IMS Health (NYSE:IMS) announced the acquisition of Cegedim on Wednesday, boosting its information and CRM business in a rather sizable transaction. Despite the very attractive deal, IMS's overall appeal is limited given the high leverage, limited GAAP earnings and premium valuation.
IMS Health announced that it intends to acquire parts of Cegedim information solutions and CRM business for $520 million in an all-cash deal.
Cegedim is a technology and service company focused on the healthcare industry. Included in the deal are the CRM solutions, which help life sciences clients in 80 countries to drive sales effectiveness, optimize marketing programs and mitigate regulatory and compliance risks. The deal is anticipated to close at the start of 2015.
Strategic And Financial Rationale
Key in Cegedim's offerings is the OneKey Reference Database, providing insights for 13.7 million healthcare professionals to be used for primary market research.
The business posted revenues of $573 million back in 2013, reporting adjusted EBITDA of $86 million. The deal tag values Cegedim at 0.9 times sales and 6.0 times adjusted EBITDA, which appear to be appealing valuation multiples. IMS Health anticipates to save annual costs of roughly $50 million in three years following the deal closure. Of course, more modest synergies are expected to be realized until this point of time.

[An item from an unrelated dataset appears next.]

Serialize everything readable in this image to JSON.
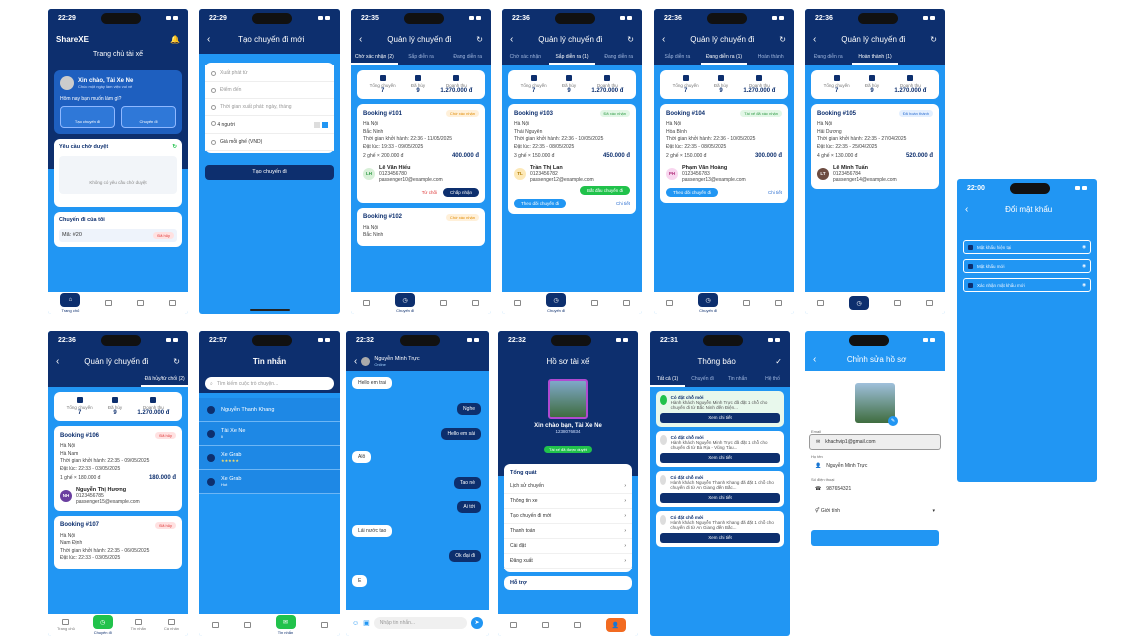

With the deal, IMS will add 4,500 workers with information and technology skills in software development, data warehousing and mobile applications, among others. Both companies are very complementary to each other, offering similar services in the same industry, although Cegedim appears to have very strong technological capabilities. As such, the integration of both companies should provide IMS Health extensive cost savings, which is reflected in the rather sizable synergy estimates in relation to Cegedim's annual revenues.
Valuing IMS Health
Note that IMS has only been a public company since April of this year following its public offering. Shares were sold at $20 per share, but have traded in a relatively narrow $23-$25 price range ever since.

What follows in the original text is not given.